Big waffles. This meant riffling thorough the cupboard for whole grain flour, rolled oats, organic cane sugar, and canola oil, praying that the eggs and milk had not yet met their expiration date, and worst of all, lugging out the waffle iron from the only place it fit, in an awkwardly high cabinet above the refrigerator. She'd been trying to transition out of 'big' waffles to Eggo's Homestyle waffles, which came pre-cut. Simply pop in the toaster, and as Daniel didn't even care for butter or syrup, voila, breakfast is prepared and served. They were even iron-fortified.
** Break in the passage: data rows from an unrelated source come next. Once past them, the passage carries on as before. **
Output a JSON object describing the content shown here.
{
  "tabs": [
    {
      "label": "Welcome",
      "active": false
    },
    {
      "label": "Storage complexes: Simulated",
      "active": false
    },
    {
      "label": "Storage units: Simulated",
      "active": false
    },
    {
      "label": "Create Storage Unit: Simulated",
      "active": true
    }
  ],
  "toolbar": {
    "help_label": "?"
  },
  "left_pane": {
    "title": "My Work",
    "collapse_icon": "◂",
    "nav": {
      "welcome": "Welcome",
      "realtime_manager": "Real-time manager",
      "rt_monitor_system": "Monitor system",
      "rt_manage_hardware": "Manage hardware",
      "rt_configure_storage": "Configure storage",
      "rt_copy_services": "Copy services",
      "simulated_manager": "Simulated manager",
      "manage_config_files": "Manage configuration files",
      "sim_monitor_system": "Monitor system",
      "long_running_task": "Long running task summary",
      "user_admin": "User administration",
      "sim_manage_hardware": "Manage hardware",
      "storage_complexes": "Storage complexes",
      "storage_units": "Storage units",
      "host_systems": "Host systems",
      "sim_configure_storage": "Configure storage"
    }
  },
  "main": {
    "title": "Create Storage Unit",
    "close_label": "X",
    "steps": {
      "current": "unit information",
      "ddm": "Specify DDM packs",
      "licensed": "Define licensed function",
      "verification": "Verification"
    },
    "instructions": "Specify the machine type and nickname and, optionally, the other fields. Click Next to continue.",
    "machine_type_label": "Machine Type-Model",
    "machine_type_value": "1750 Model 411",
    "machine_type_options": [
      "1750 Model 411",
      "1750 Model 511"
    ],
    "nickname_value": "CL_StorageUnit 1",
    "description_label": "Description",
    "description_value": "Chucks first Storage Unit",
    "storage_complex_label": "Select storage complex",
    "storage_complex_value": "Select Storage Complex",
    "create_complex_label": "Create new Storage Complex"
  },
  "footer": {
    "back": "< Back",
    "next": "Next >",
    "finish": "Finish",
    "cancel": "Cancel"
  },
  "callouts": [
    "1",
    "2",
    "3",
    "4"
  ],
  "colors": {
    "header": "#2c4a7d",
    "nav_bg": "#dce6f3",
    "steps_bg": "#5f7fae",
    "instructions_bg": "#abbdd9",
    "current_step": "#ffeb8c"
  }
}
Damn kid could tell the difference, however.

"Okay, big waffles it is," Connie conceded, afraid of provoking a meltdown this early in the day. After surreptitiously pulling up her panties, Connie flung off the covers, sat up in bed and invited Daniel to climb on her back. She carried him piggyback-style into the kitchen, bouncing him like she'd done when he was much younger. Her antics were fueled by a tinge of guilt: she'd let Daniel watch hours of movies for practically his whole summer vacation while she whiled away the morning hours in bed.

Once in the kitchen, however, her momentum slipped, as she was confronted with physical reminders of the backlog of tasks from her eternal errand list. Where to even start? Nothing could possibly be cooked in the kitchen until she tackled the sink full of dirty dishes. Connie scrutinized the plate perched on the top of the pile and picked at the congealed spaghetti stuck to it with her chipped fingernail. Find a sitter and make an appointment for a manicure. Daniel, in a state of near starvation, lay down on the area rug in the center of the kitchen and sneezed. Call super to replace chipped tile, have rug cleaned and move to cover worn floor in foyer, and send Daniel's health forms to school. The counter was cluttered with the detritus of family living: mail, Legos, crumbs, rubber bands, a package of light bulbs. RSVP to Dina's party, find the big clips to close bags of pretzels, buy 60-watt bulbs. The sound of her moaning child lying on the dirty rug saved her from the impending spiral of despair. She'd save that for when Daniel went back to school and she could have seven full hours to devote to desensitizing her clitoris.

"Mom...my stomach hurts!"

"Honey, I am so sorry," Connie said, lying down on the mildewed rug next to her moaning son. She petted Daniel's soft brown hair, not sure who was suffering more at the moment. She was hungry too, but her back ached fiercely and, even though she knew it was unfair to Daniel, she just wanted to spend the day lying on the kitchen floor. Mustering energy, she finally said: "Let's get dressed, and I'll take you out for breakfast. Okay? We'll go to that diner that makes the really yummy milkshakes, okay sweetie?"